6. gün bu sefer Kıbrıs'ın en batısına Güzelyurt ve Lefke'ye gittik. Güzelyurt bölgesi adanın doğusuna göre daha yeşil bir bölge. Karadeniz kadar olmasa da Kıbrıslılar oraya Kıbrıs'ın karadenizi diyorlar. Güzelyurt'da fazla oyalanmadan Lefke'ye geçtik. İlk durağımız Lefke Avrupa Üniversitesi... Okul DAÜ'ye göre çok çok küçük sadece iki kapısı var aktif olarak. İçinde'de pek bir şey yok diyebiliriz. Zaten Lefke genel olarak bir köy havasında diğer şehirlere göre hem çok küçük hem de diğerlerine göre daha sıkıcı. Lefke'de ilk durak Piri Paşa Camii... Cami adanın sıfırdan yapılma yani kiliseden yapılma olmayan ilk camiisi ve osmanlı adaya ilk çıktığında yapılmaya başlanmış. Oradan baraj, Soli harabeleri ve Vuni Sarayı kalıntılarını gördük. Ve günün akşamında da oradan ayrılıp Mağusa'ya döndük.

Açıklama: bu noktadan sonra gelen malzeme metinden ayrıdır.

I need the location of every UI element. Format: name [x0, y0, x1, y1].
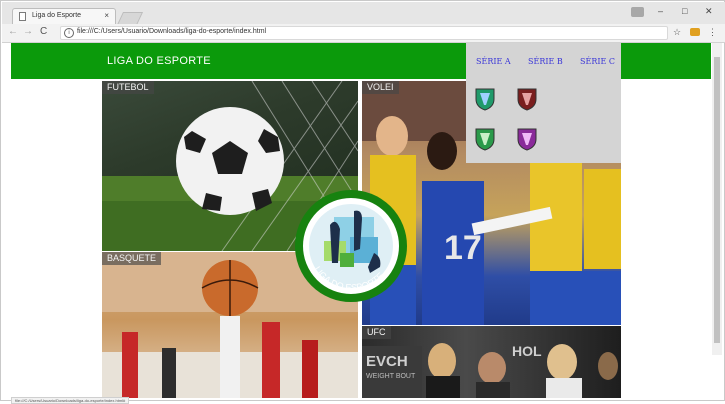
minimize-button[interactable]: – — [658, 6, 663, 16]
tab-title: Liga do Esporte — [32, 12, 82, 19]
series-dropdown: SÉRIE A SÉRIE B SÉRIE C — [466, 43, 621, 163]
futebol-label: FUTEBOL — [102, 81, 154, 94]
maximize-button[interactable]: □ — [682, 6, 687, 16]
url-text[interactable]: file:///C:/Users/Usuario/Downloads/liga-… — [77, 28, 266, 35]
back-button[interactable]: ← — [8, 26, 18, 37]
svg-text:WEIGHT BOUT: WEIGHT BOUT — [366, 373, 416, 380]
profile-icon[interactable] — [631, 7, 644, 17]
bookmark-star-icon[interactable]: ☆ — [673, 27, 681, 38]
extension-icon[interactable] — [690, 28, 700, 36]
volei-label: VOLEI — [362, 81, 399, 94]
page-icon — [19, 12, 26, 21]
scrollbar-thumb[interactable] — [714, 57, 720, 343]
svg-text:HOL: HOL — [512, 343, 542, 359]
ufc-label: UFC — [362, 326, 391, 339]
tab-strip: Liga do Esporte × – □ ✕ — [2, 2, 725, 25]
forward-button[interactable]: → — [23, 26, 33, 37]
vertical-scrollbar[interactable] — [712, 43, 722, 355]
site-brand[interactable]: LIGA DO ESPORTE — [107, 55, 211, 67]
close-tab-icon[interactable]: × — [104, 11, 109, 20]
serie-b-link[interactable]: SÉRIE B — [528, 57, 563, 66]
info-icon[interactable]: i — [64, 28, 74, 38]
browser-window: Liga do Esporte × – □ ✕ ← → C i file:///… — [0, 0, 725, 404]
address-bar[interactable]: i file:///C:/Users/Usuario/Downloads/lig… — [60, 26, 668, 40]
purple-shield-icon[interactable] — [516, 127, 538, 151]
liga-logo[interactable]: LIGA DO ESPORTE — [294, 189, 408, 303]
dark-red-shield-icon[interactable] — [516, 87, 538, 111]
serie-c-link[interactable]: SÉRIE C — [580, 57, 615, 66]
ufc-panel[interactable]: EVCH WEIGHT BOUT HOL UFC — [362, 326, 621, 398]
liga-logo-emblem: LIGA DO ESPORTE — [295, 190, 407, 302]
reload-button[interactable]: C — [40, 26, 47, 37]
green-blue-shield-icon[interactable] — [474, 87, 496, 111]
basquete-label: BASQUETE — [102, 252, 162, 265]
green-shield-icon[interactable] — [474, 127, 496, 151]
ufc-fighters-image: EVCH WEIGHT BOUT HOL — [362, 343, 618, 398]
svg-text:EVCH: EVCH — [366, 353, 408, 370]
close-window-button[interactable]: ✕ — [705, 6, 713, 17]
browser-tab[interactable]: Liga do Esporte × — [12, 8, 116, 25]
browser-menu-icon[interactable]: ⋮ — [708, 27, 717, 38]
serie-a-link[interactable]: SÉRIE A — [476, 57, 511, 66]
web-page: LIGA DO ESPORTE FUTEBOL 17 VOLEI BASQUET… — [11, 43, 711, 398]
address-toolbar: ← → C i file:///C:/Users/Usuario/Downloa… — [2, 24, 725, 43]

7. gün bu sefer yolumuz Kıbrıs'ın en popüler köylerinden biri olan Değirmenlik. Değirmenlik köyü Kıbrıs'ta genel yer yön tabelası sıkıntısının aksine bulması bu açıdan en kolay yer ve 4-5 tane tabela vardı Değirmenlik'e giden. Ancak köy gerçekten çok küçük ilk önce lisesi, parkı sağlık ocağı ve bir adet büyük caddesi göze çarpıyor. Bu köy duyduğuma göre içinde pek gerçek Kıbrıslı barındırmayan bir köymüş ve hep Türkiye'den gelenler varmış. İlerisinde de şehitlik benzeri bir yer var ama ciddi anlamda küçük bir yer. Daha sonra ailemi havalimanından yolcu edip Mağusa'ya döndük.

"Kıbrıs'ın kahve kültürü Türkiye'ye göre çok daha geniş"

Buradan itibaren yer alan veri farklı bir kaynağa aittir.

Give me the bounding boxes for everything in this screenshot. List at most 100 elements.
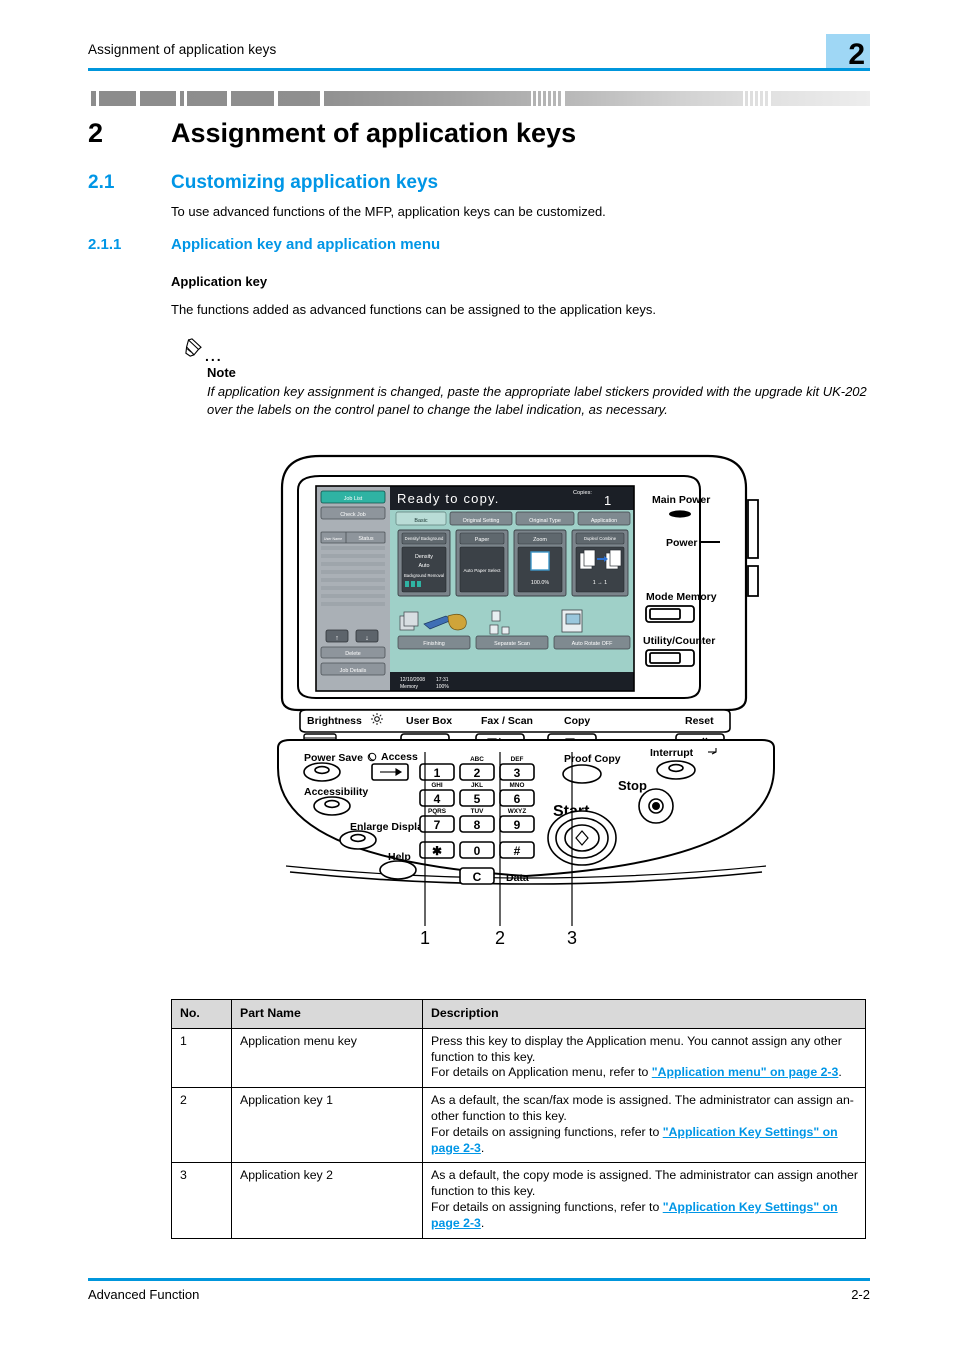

8. gün artık yorgunlukla denize girmeyi tercih ettim arkadaşımla sadece, akşam da boğaza kahve içmeye elbette. Bu arada belirtmek istiyorum Kıbrıs'ın kahve kültürü Türkiye'ye göre çok daha geniş bir sürü kahve markası ve çeşidi var. Ve özellikle sorarlar hangi marka istediğinizi asla kahve istediğiniz zaman direk getirmezler sorup özelliklerini öğrenebilirsiniz.

9. ve son gün benim için en duygusal gündü. Gerçekten arkadaşlarımla çok güzel günler geceler geçirdim. Ayrılmak çok zor oldu, sanki insanın içinden bir parçayı koparıyorlar gibiydi. O gün çok kötü geçti doğal olarak ve ayrılık vakti geldi çattı. Geldiğim gibi indiğim yerden tekrar Kıbhas'a bindim ve havalimanına geçtim. Oradan da gecikmesiz olarak uçağım kalktı ve İstanbul'a evime döndüm.

Kıbrıs hakkında gezmediğim ya da gezip buraya yazmadığım yerler ve diğer şeyler var ama onlar da bir gün giderseniz size sürpriz olsun. Ama şunu söylemeliyim bir Türk vatandışının ne olursa olsun mutlaka gitmesi gereken Çanakkale ile beraber 2 yerden biridir Kıbrıs. Orada yaşananları nasıl acılar yaşandığını görmek herkesin yapması gereken bir şey. Yazının başında da belirttiğim gibi sakın Kıbrıs'ta bir şey yok diyenlere aldırmayın mutlaka gidin gezin ve görün. Buraya kadar okuyanlara teşekkür ederim.